Concept

Secondary technical school

Summary
Secondary technical schools, referred to colloquially as secondary techs or simply techs, were a type of secondary school in England and Wales that existed in the mid-20th century under the Tripartite System of education. For various reasons few were built, and their main interest is on a theoretical level. The Education Act 1944 (also known as the Butler Education Act after its creator, Rab Butler), which applied only to England and Wales, promised a secondary schooling system with three tiers. In addition to grammar schools and secondary modern schools, the government intended there to be a series of secondary technical schools which would teach mechanical, scientific and engineering skills to serve industry and science.
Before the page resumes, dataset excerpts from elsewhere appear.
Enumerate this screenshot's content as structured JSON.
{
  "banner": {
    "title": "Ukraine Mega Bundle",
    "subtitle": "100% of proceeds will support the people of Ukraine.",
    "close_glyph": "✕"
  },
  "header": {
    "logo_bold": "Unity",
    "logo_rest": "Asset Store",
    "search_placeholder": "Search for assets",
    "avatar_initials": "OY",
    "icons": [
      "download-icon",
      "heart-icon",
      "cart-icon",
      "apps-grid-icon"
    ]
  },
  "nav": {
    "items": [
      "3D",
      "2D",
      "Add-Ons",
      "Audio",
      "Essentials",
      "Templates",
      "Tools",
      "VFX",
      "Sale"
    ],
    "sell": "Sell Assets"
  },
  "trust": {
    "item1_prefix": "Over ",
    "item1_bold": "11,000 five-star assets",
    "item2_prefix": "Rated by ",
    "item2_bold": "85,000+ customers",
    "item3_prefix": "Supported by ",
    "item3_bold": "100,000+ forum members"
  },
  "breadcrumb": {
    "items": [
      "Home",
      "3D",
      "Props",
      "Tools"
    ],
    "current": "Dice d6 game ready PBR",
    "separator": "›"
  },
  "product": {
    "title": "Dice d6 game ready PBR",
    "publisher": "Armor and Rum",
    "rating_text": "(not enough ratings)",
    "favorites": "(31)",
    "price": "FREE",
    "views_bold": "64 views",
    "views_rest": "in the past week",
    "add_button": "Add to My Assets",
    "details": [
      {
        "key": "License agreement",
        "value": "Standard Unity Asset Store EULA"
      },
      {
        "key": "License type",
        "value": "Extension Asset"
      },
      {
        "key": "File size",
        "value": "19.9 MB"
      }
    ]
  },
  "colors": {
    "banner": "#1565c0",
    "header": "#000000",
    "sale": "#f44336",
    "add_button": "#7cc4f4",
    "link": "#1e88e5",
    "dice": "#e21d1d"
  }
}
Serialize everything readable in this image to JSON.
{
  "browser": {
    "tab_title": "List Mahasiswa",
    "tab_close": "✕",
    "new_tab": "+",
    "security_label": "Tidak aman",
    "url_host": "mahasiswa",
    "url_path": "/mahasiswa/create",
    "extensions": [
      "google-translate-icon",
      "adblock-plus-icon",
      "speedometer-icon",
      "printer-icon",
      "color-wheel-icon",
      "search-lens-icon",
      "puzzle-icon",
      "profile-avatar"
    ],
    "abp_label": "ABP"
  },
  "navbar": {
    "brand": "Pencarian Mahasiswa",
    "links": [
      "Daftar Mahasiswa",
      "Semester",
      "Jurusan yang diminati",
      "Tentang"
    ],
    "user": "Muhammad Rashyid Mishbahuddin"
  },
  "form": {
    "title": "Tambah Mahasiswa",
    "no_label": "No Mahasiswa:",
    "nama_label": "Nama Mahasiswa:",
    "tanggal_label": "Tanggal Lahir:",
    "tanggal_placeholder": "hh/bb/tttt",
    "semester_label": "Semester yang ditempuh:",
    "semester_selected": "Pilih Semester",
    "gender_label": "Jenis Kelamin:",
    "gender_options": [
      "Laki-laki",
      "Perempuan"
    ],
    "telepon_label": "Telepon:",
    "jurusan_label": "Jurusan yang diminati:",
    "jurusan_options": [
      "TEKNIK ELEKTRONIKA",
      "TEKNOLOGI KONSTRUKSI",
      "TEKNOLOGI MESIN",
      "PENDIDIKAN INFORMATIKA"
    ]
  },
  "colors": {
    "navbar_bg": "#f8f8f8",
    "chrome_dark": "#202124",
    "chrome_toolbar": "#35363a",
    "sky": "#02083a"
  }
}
The 1944 Act (the Butler Act) replaced all previous education law, removed the Board of Education and replaced it with the Ministry of Education. It established that all maintained schooling was to be free. Secondary state schools were to be organised on a three-tier model: grammar (entrance based on ability with the option of an 11-plus), technical schools and secondary moderns, with further education delivered through county colleges for school-leavers up to 18 years of age. This reasoning had been based on the 1943 Norwood Report, the experiences gained in the 1930s and the skills shortages encountered during the ongoing war. "the various kinds of technical schools, which were not instituted to satisfy the intellectual needs of an arbitrarily assumed group of children, but to prepare boys and girls for taking up certain crafts – engineering, agriculture and the like. Nevertheless it is usual to think of the engineer or other craftsman as possessing a particular set of interests or aptitudes by virtue of which he becomes a successful engineer or whatever he may become". Local authorities were given a deal of freedom on how this was to be implemented, and while it was easy to create two branches from existing building stock, technical schools often had to be built afresh.